There is a pattern of power use and renewable power production that is putting pressure on electric utilities. When power demand is highest- through the evening and overnight hours to morning- renewable electrical production is often at its lowest. Power demand, when plotted over a 24 hour period can look like the silhouette of a duck. The graph below from the U.S. Office of Energy Efficiency and Renewable Energy illustrates power demand in California on a single day (March 31st) over several years. In the example it is possible to see the deeper “belly” and steeper “neck” that is caused by increased deployment of solar power and increased electrical demand in the evening. March 31st has a particularly steep “neck” because air conditioning is not greatly demanded during that season and solar power production is high. So, why does a steep duck neck put pressure on electric utilities? The utilities have a difficult time ramping up so steeply to meet evening demand. Further, during some days it is even possible to have too much power (“over-generation”).

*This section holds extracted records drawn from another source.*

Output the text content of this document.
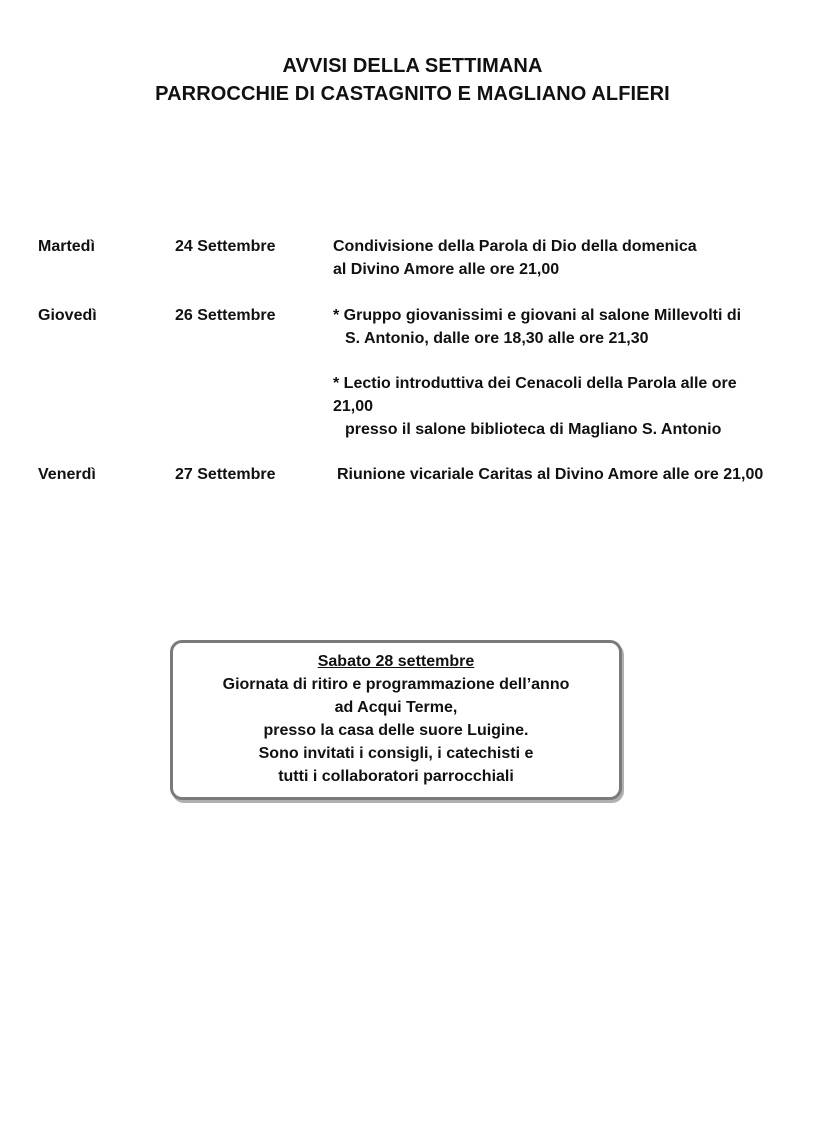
AVVISI DELLA SETTIMANA
PARROCCHIE DI CASTAGNITO E MAGLIANO ALFIERI
Martedì	24 Settembre	Condivisione della Parola di Dio della domenica
al Divino Amore alle ore 21,00
Giovedì	26 Settembre	* Gruppo giovanissimi e giovani al salone Millevolti di
S. Antonio, dalle ore 18,30 alle ore 21,30
* Lectio introduttiva dei Cenacoli della Parola alle ore
21,00
presso il salone biblioteca di Magliano S. Antonio
Venerdì	27 Settembre	Riunione vicariale Caritas al Divino Amore alle ore 21,00
Sabato 28 settembre
Giornata di ritiro e programmazione dell’anno
ad Acqui Terme,
presso la casa delle suore Luigine.
Sono invitati i consigli, i catechisti e
tutti i collaboratori parrocchiali
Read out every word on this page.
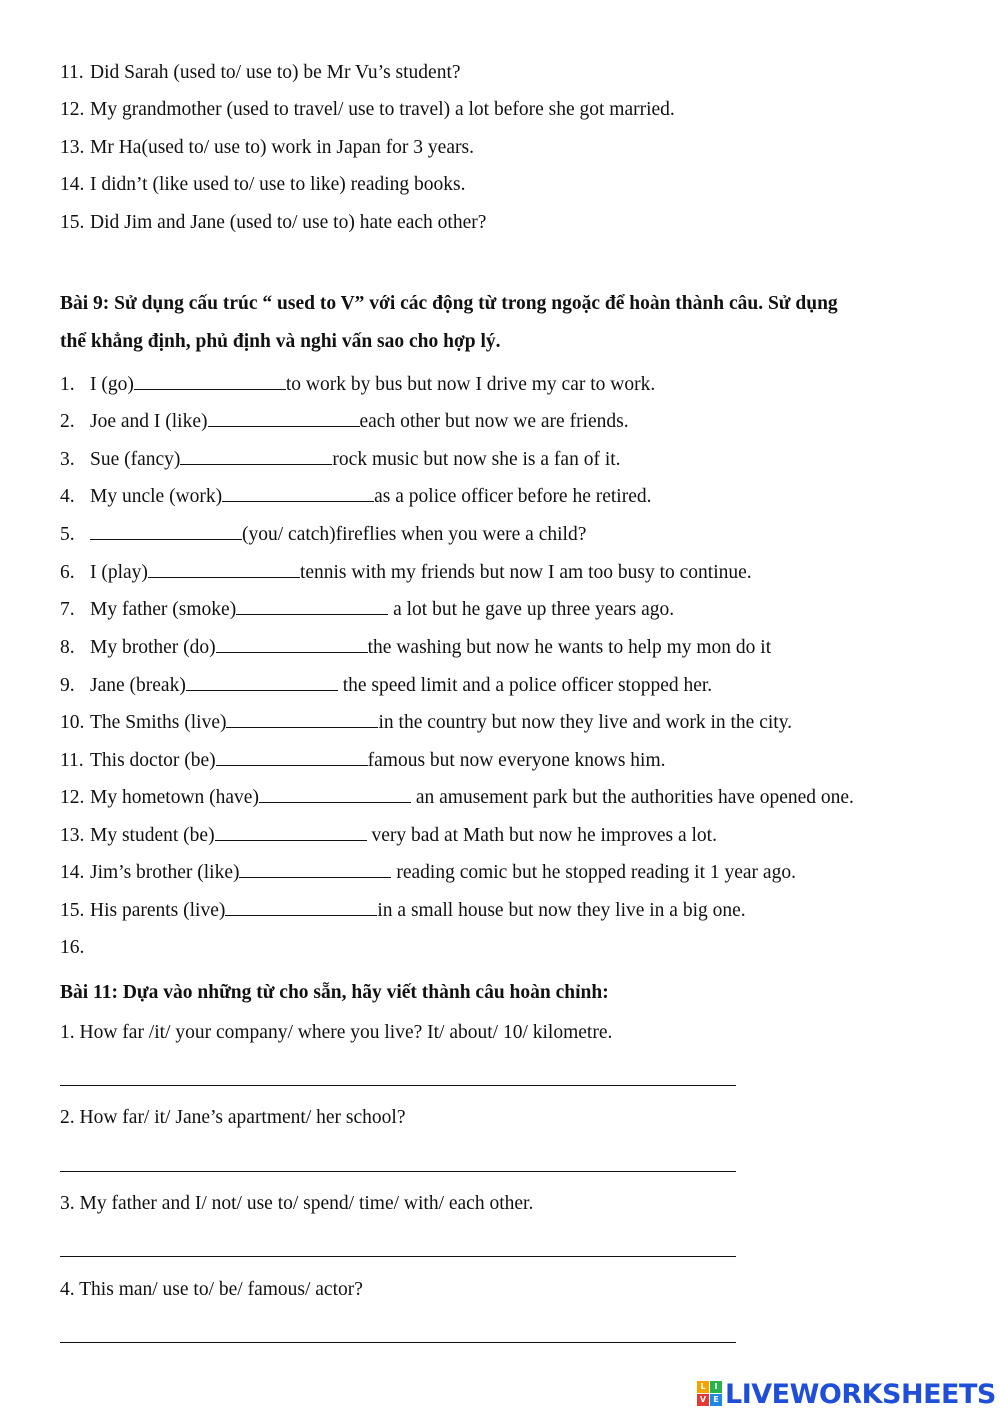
11. Did Sarah (used to/ use to) be Mr Vu’s student?
12. My grandmother (used to travel/ use to travel) a lot before she got married.
13. Mr Ha(used to/ use to) work in Japan for 3 years.
14. I didn’t (like used to/ use to like) reading books.
15. Did Jim and Jane (used to/ use to) hate each other?
Bài 9: Sử dụng cấu trúc “ used to V” với các động từ trong ngoặc để hoàn thành câu. Sử dụng
thể khẳng định, phủ định và nghi vấn sao cho hợp lý.
1. I (go)	to work by bus but now I drive my car to work.
2. Joe and I (like)	each other but now we are friends.
3. Sue (fancy)	rock music but now she is a fan of it.
4. My uncle (work)	as a police officer before he retired.
5.	(you/ catch)fireflies when you were a child?
6. I (play)	tennis with my friends but now I am too busy to continue.
7. My father (smoke)	a lot but he gave up three years ago.
8. My brother (do)	the washing but now he wants to help my mon do it
9. Jane (break)	the speed limit and a police officer stopped her.
10. The Smiths (live)	in the country but now they live and work in the city.
11. This doctor (be)	famous but now everyone knows him.
12. My hometown (have)	an amusement park but the authorities have opened one.
13. My student (be)	very bad at Math but now he improves a lot.
14. Jim’s brother (like)	reading comic but he stopped reading it 1 year ago.
15. His parents (live)	in a small house but now they live in a big one.
16.
Bài 11: Dựa vào những từ cho sẵn, hãy viết thành câu hoàn chỉnh:
1. How far /it/ your company/ where you live? It/ about/ 10/ kilometre.
2. How far/ it/ Jane’s apartment/ her school?
3. My father and I/ not/ use to/ spend/ time/ with/ each other.
4. This man/ use to/ be/ famous/ actor?
L	I
V E LIVEWORKSHEETS
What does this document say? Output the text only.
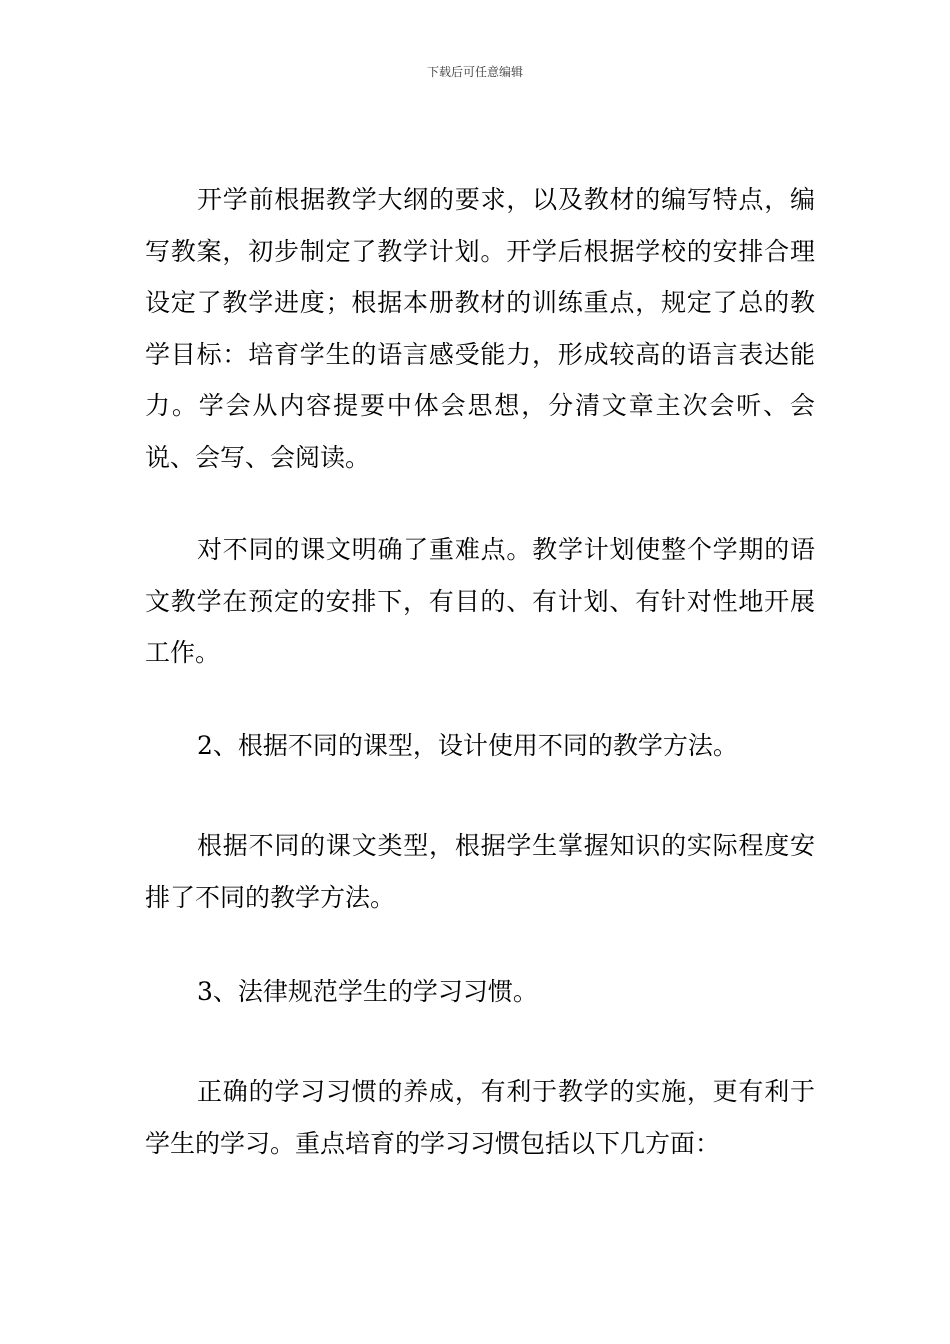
下载后可任意编辑

开学前根据教学大纲的要求，以及教材的编写特点，编写教案，初步制定了教学计划。开学后根据学校的安排合理设定了教学进度；根据本册教材的训练重点，规定了总的教学目标：培育学生的语言感受能力，形成较高的语言表达能力。学会从内容提要中体会思想，分清文章主次会听、会说、会写、会阅读。

对不同的课文明确了重难点。教学计划使整个学期的语文教学在预定的安排下，有目的、有计划、有针对性地开展工作。

2、根据不同的课型，设计使用不同的教学方法。

根据不同的课文类型，根据学生掌握知识的实际程度安排了不同的教学方法。

3、法律规范学生的学习习惯。

正确的学习习惯的养成，有利于教学的实施，更有利于学生的学习。重点培育的学习习惯包括以下几方面：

Scientists and planners often mention the need for electricity storage, better grid distribution of power, and altering consumer power consumption habits as means for “flattening” the duck.
The duck curve at this time is most impactful in California and Hawaii because of their high percentage of renewable power generation. Solar power contributed 40% of Californian power generation on March 31, 2017.
Forty percent of Vermont power is now also produced with renewables. What is interesting about Vermont and other New England States is that despite the known grid challenges created by renewable power generation and increasing nightly power consumption, state energy policies and the electric utilities that work with state incentive programs seem to be encouraging behavior that will only exacerbate the duck curve problem.
Consider cold climate air source heat pumps. Many tout these heat pumps as a renewable energy source, which of course they are not. They are basically highly efficient reverse refrigerators. Heat pumps can add heat in the winter and add cooling in the summer. Heat pumps are electric power consumers. The colder the air is outside our homes, the more power that air source heat pumps use. Also, what most people don’t speak about is how much additional electrical demand will be created by air source heat pumps when those who previously had no air conditioning discover that a heat pump can also cool homes. Cold climate heat pumps promise to increase the duck curve whether in summer or winter. However, given reduced solar power production in winter the impact on the duck curve should be greater during cold months.
Advanced wood heat is a solution for the duck curve in the Northeast U.S. because wood heat is available any time of day. We tend to overlook the elegance of trees as solar storage. When burned in advanced wood boilers, decades of stored solar energy are released in a chemical conversion process that releases 80% or more of that stored energy into heat. By deploying advanced wood heat instead of heat pumps, States would not only flatten the duck’s head, but reduce total power consumption and offset the use of other fossil fuels such as gas and oil.
Particularly in Vermont, which has been presented with a carbon tax plan called The ESSEX Plan (an Economy Strengthening Strategic Energy Exchange), the potential for exacerbating the duck curve has not been well addressed. The Essex Plan proposes to tax common fossil fuels such as gasoline, diesel, heating fuel, and propane and to use the tax income to lower electric rates, help with weatherization programs, encourage electric vehicles, and fund rebates through Green Mountain Power’s Energy Assistance Program. Here is the problem: The ESSEX plan is completely electric power-centric. It seeks to encourage more heat pumps, more electric vehicles, and more conservation. These are reasonable goals, but why not encourage more biomass? Funds generated through the carbon tax should incentivize all forms of renewable energy.
It is amazing how much focus is put on renewable power and electric heat when advanced wood heat is being deployed now and helps solve several problems created by power-centric planning, such as the duck curve. Nature’s solar battery is in ample supply. We know how to use it efficiently and in a way that supports not only the wealthy but also low income and rural populations. In fact, utilizing wood is an excellent tool for helping rural economics. Not only does wood harvest and processing produce jobs, but it increases land values and funds rural land owners through timbers sales. Let’s not forget all of the benefits of advanced wood heat.